Der vom DJS beigezogene Wert lässt sich in der Tat nicht vertreten. Er mag einem Durchschnittswert über den ganzen Kanton entsprechen, doch geht es nicht an, den konkreten Markt nicht zu berücksichtigen, dies vor allem angesichts des tiefen Hypothekarzinses, des relativ hohen Leerwohnungsbestandes und der Verschiedenheit der Regionen. Wie die wenigen Mietofferten aus der Region klarmachen und aufgrund der rudimentären Marktkenntnisse des Gerichts erscheint es gerechtfertigt, von einem Mietzinsniveau von Fr. 600.– für eine 2bis 3Zimmer Wohnung auszugehen. Dies ist auch deshalb gerechtfertigt, weil sich die Beschwerdeführerin mit einer Wohnung aus dem unteren Preissegment zufrieden zu geben scheint. Solche Wohnungen sind bekanntlich ebenso auf dem Markt. Nebenkosten sind jedoch in aller Regel zusätzlich zu bezahlen, so dass sich eine weitere Aufrechnung von Fr. 50.–, mithin total Fr. 200.– pro Monat, rechtfertigt.

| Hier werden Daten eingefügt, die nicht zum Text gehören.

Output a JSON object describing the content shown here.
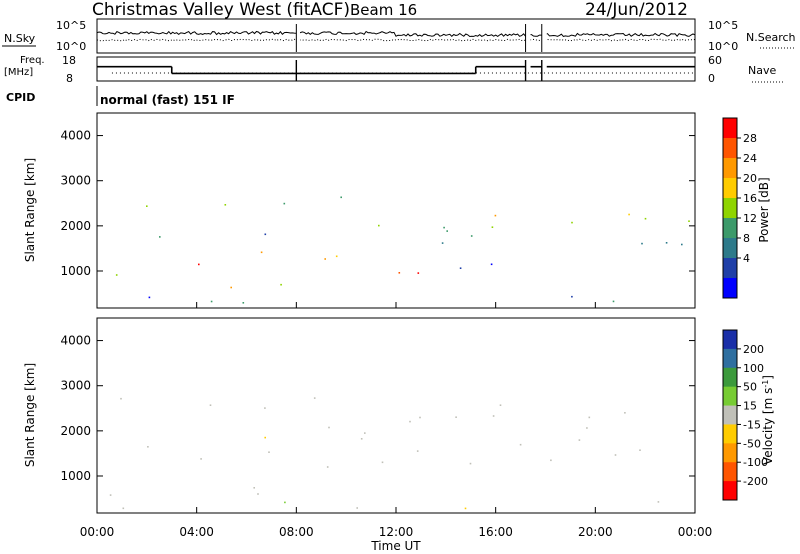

bb) In der Aufwandberechnung fehlt aber ganz klar die Position Steuern. Niedergelassene sind nicht quellensteuerpflichtig. Das hat das Ausländeramt in seiner Stellungnahme zum Rekurs zwar erkannt, doch fehlt diese Position im Formular der Berechnung und damit wohl auch im entsprechenden PC-Programm des Amtes. Überschlagsmässig ist für den konkreten Fall von mindestens Fr. 200.– pro Monat auszugehen. An sich wäre jedoch eine konkrete Berechnung von Nöten, doch kann angesichts der folgenden Erwägungen darauf verzichtet werden.

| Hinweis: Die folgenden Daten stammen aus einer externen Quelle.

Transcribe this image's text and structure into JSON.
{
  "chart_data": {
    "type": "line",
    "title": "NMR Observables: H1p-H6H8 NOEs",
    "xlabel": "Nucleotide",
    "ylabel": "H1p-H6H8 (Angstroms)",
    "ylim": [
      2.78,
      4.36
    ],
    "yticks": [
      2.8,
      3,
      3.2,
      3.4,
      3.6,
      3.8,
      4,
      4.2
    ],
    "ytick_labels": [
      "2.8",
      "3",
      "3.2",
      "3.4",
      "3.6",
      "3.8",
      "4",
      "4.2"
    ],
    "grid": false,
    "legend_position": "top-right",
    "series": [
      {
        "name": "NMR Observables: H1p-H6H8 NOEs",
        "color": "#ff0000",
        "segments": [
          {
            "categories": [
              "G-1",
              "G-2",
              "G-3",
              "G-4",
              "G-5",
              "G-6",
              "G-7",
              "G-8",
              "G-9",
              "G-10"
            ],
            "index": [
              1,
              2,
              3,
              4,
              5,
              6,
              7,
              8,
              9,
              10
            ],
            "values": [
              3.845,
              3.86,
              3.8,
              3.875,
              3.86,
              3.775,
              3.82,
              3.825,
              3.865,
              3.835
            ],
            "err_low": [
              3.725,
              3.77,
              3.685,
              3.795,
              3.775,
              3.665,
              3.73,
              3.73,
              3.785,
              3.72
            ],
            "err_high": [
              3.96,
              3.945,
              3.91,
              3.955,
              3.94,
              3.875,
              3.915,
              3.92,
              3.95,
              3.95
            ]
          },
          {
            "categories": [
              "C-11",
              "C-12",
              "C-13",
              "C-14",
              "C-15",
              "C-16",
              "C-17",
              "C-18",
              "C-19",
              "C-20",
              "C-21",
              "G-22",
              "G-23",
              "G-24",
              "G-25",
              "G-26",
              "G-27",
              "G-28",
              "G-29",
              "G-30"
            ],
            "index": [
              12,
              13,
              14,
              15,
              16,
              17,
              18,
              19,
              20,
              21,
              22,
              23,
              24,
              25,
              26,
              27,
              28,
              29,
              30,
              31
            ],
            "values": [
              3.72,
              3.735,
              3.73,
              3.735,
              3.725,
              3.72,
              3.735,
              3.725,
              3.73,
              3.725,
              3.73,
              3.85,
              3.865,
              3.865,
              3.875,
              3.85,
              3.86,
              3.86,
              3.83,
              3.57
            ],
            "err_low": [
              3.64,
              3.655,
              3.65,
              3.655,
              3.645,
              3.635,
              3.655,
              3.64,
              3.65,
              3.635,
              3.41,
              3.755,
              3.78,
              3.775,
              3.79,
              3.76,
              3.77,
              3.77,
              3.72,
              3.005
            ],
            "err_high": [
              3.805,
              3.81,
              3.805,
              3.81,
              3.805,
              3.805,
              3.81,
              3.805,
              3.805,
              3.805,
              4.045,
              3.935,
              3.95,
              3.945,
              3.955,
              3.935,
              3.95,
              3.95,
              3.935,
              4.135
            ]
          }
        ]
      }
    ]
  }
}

c) Die Beschwerdeführerin geht – wie gesagt – von Fr. 2’800.– Nettoeinkommen sowie Fr. 500.– Nebeneinkommen aus. Ersteres ist unbestritten. Das Nebeneinkommen neben der Vollzeitanstellung kann jedoch praxisgemäss nicht berücksichtigt werden. Den diesbezüglichen Einwänden der Vorinstanz kann durchaus beigepflichtet werden, auch wenn nicht behauptet werden will, es handle sich bei der Arbeitsbestätigung der bekannten Familie um eine reine «Gefälligkeit unter Landsleuten». Dieser Nebenerwerb kann ja jederzeit aufgegeben werden und würde es wohl mit Bestimmtheit, wenn der Ehemann nachgezogen werden könnte. Angesichts dessen, dass der nachzugswillige Ehemann nicht deutsch spricht und angesichts der Arbeitsmarktlage kann auch nicht davon ausgegangen werden, dass ein zusätzliches Einkommen hinzuzurechnen wäre. Solches behauptet auch die Beschwerdeführerin nicht.

d) Zusammenfassend ergibt sich folgende Berechnung:

Grundbedarf I

Fr.

1576.00

Grundbedarf II

Fr.

158.00

Mietzins und Nebenkosten

Fr.

650.00

Krankenkassenprämien

Fr.

372.00

Selbstbehalt / Franchise

Fr.

138.40

Zahnarzt

Fr.

60.00

allgemeine Erwerbsunkosten

Fr.

250.00

Steuern (mindestens)

Fr.

200.00

Total

Fr.

3404.40

Einkommen

Fr.

2800.00

Prämienverbilligung

Fr.

225.00

Defizit

Fr.

379.40

Das macht klar, dass konkret die Gefahr einer fortgesetzten und erheblichen Fürsorgeabhängigkeit besteht, weshalb das Gesuch zu Recht abgewiesen wurde.